You may or may not choose to include the internal mysql database in this list. If you have made sure that all your database users and privileges are managed by Tutor (as you should), and none have been created manually, then it should be safe to not include mysql in the BACKUP_MYSQL_DATABASES list. However, if you omit BACKUP_MYSQL_DATABASES from your configuration altogether, then the plugin does include the mysql database in the backup.

For MongoDB databases, the corresponding configuration option is:

BACKUP_MONGODB_DATABASES:
  - openedx
  - cs_comments_service

If your MongoDB instance uses an authentication database name other than admin, make sure you provide that with BACKUP_MONGODB_AUTHENTICATION_DATABASE.

Opting out of single-transaction backups and flushing logs

In certain cloud MySQL services, like AWS Aurora, it might be forbidden (even for the root user) to lock the database. In these cases you might get errors like Couldn't execute 'FLUSH TABLES WITH READ LOCK': Access denied for user. This is caused by using the single-transaction option in MySQL dumps, and flushing logs after restoring.

To overcome these issues, you can set BACKUP_MYSQL_SINGLE_TRANSACTION and BACKUP_MYSQL_FLUSH_LOGS to false. Both values are true by default. BACKUP_MYSQL_SINGLE_TRANSACTION controls the use of --single-transaction option in the mysqldump command, while BACKUP_MYSQL_FLUSH_LOGS enables or disables issuing mysqladmin flush-logs after restoring the database.
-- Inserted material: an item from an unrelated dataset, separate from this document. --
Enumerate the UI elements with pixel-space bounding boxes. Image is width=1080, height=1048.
Please note that doing this will cause the MySQL database to be dumped without locking the tables, which might result in inconsistent backup archives. If you set BACKUP_MYSQL_FLUSH_LOGS to false, we recommend to stop all services before starting the backup process.

Using this plugin with service version upgrades

In general, you should be able to use this plugin even when you are upgrading to a new MySQL, MongoDB, or Caddy version. This is something that commonly happens as a result of a new Open edX/Tutor major release.

However, you need to make sure that after restoring a backup from a prior version, you run tutor local init or tutor k8s init in order to ensure that any required in-place data modifications also rerun.

Changelog

For a detailed breakdown of features and fixes in each release, please see the changelog.

License

This software is licensed under the terms of the AGPLv3.

Footnotes

  1. For Open edX Maple and Tutor 13, you must run version 13.3.0 or later. That is because this plugin uses the Tutor v1 plugin API, which was introduced with that release.

  2. Tutor 18 and Open edX Redwood included a leap in MongoDB releases (from 4.4 to 7.0). As a result of this change, the amount of disk space required by MongoDB during a database restore increased substantially (to about 3 times the size of the database). When upgrading to Tutor 18, you may need to expand your MongoDB container's database storage volume.

  3. There is a known limitation in certain configurations of AWS Aurora in which an attempt to back up the internal mysql database will result in an error: mysqldump: Couldn't execute 'SHOW CREATE PROCEDURE rds_import_binlog_ssl_material': Failed to load routine mysql.rds_import_binlog_ssl_material. The table mysql.proc is missing, corrupt, or contains bad data.